In the Irish Independent Katy McGuinness seems lukewarm about Frank's on Camden Street, saying it feels "just a little too cool for school". They liked a dish of purple sprouting broccoli, hazelnut, parmesan and anchovies, but pumpkin with kale and curd was "nut hugely flavoursome" with "bland" curd. 'Salsify, walnut, pear' had flavours that were subtle ("perhaps too much"), but they did have a favourite in the form of the "most flavoursome" dish, quail, plum and chanterelles, although they would have liked some bread to mop up the tasty sauce. Not much comment about a dessert of chocolate, banana and peanut, other than that there was "good" ganache, and she wasn't a fan of an onion marmalade-smeared potato farl that came with a piece of 16 month old comté. She gives Frank's 7/10 for food, ambience and value and you can read her review here.
In the Irish Examiner it's another lukewarm-ish review from Leslie Williams of newly opened Cava on Camden Street from The Port House group.
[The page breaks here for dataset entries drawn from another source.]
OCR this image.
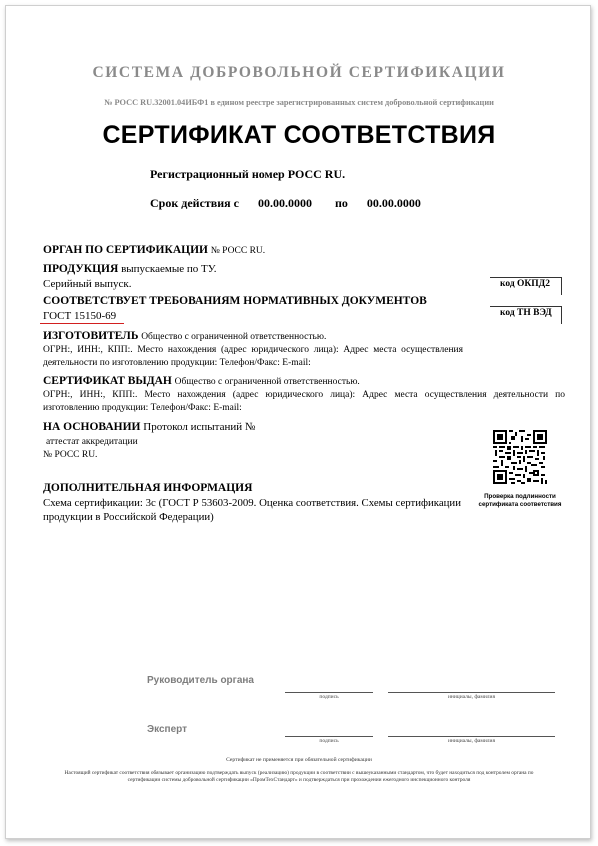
СИСТЕМА ДОБРОВОЛЬНОЙ СЕРТИФИКАЦИИ
№ РОСС RU.32001.04ИБФ1 в едином реестре зарегистрированных систем добровольной сертификации
СЕРТИФИКАТ СООТВЕТСТВИЯ
Регистрационный номер РОСС RU.
Срок действия с 00.00.0000 по 00.00.0000
ОРГАН ПО СЕРТИФИКАЦИИ № РОСС RU.
ПРОДУКЦИЯ выпускаемые по ТУ.
Серийный выпуск.	код ОКПД2
код ТН ВЭД
СООТВЕТСТВУЕТ ТРЕБОВАНИЯМ НОРМАТИВНЫХ ДОКУМЕНТОВ
ГОСТ 15150-69
ИЗГОТОВИТЕЛЬ Общество с ограниченной ответственностью.
ОГРН:, ИНН:, КПП:. Место нахождения (адрес юридического лица): Адрес места осуществления деятельности по изготовлению продукции: Телефон/Факс: E-mail:
СЕРТИФИКАТ ВЫДАН Общество с ограниченной ответственностью.
ОГРН:, ИНН:, КПП:. Место нахождения (адрес юридического лица): Адрес места осуществления деятельности по изготовлению продукции: Телефон/Факс: E-mail:
НА ОСНОВАНИИ Протокол испытаний №
аттестат аккредитации
№ РОСС RU.
Проверка подлинности сертификата соответствия
ДОПОЛНИТЕЛЬНАЯ ИНФОРМАЦИЯ
Схема сертификации: 3с (ГОСТ Р 53603-2009. Оценка соответствия. Схемы сертификации продукции в Российской Федерации)
Руководитель органа
подпись	инициалы, фамилия
Эксперт
подпись	инициалы, фамилия
Сертификат не применяется при обязательной сертификации
Настоящий сертификат соответствия обязывает организацию подтверждать выпуск (реализацию) продукции в соответствии с вышеуказанными стандартом, что будет находиться под контролем органа по сертификации системы добровольной сертификации «ПромТехСтандарт» и подтверждаться при прохождении ежегодного инспекционного контроля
Apart from a complaint about the lack of hot padrón peppers, most of it was "as you would expect", with highlights including torreznos (crunchy fried pork belly pieces), morcilla with fried quail's egg, and jamon croquettas (but he does recommend side-stepping the chicken and spinach versions), and the best thing thing they ate were courgettes stuffed with chorizo and cheese in a light batter served in a ciabatta bun. Chorizo in wine was not worth the €8.50 price tag, but pastel de natas for dessert were "excellent", and he calls it "a great addition to this busy restaurant-filled street". (Review not currently online but should be soon here)
In the Sunday Business Post Gillian Nelis ended up at at FX Buckleys in Monkstown after a failed attempt to eat at what sounds like Kerb in Foxrock, blaming the wrong opening hours on their website (now fixed). She says she's still dreaming about the kidneys in a bacon and mushroom sauce, and both a fillet steak and a ribeye on the bone with grilled bone marrow, shallot purée and watercress and were things of "meaty beauty" and "full of flavour". Beef dripping chips and creamed spinach were "top notch", but a chocolate and orange mousse with hazelnut cream for dessert was "terrible" with a "grainy" mousse, "cheap tasting chocolate" and no flavour of orange, but despite the disappointing end they left happy. Read her review here.
Finally in the Sunday Times Niall Toner took a trip outside Dublin to Catalina in the Lough Erne resort in Eniskillen. He was suitably impressed with chef Noel McMeel's obsessive local sourcing, resulting in an eel dish of ecstasy, and in a Sunday Indo style development, the food pictures look like the critics own, rather than the usual polished sort we've come to expect from the ST. Tough times out there... Read his review here.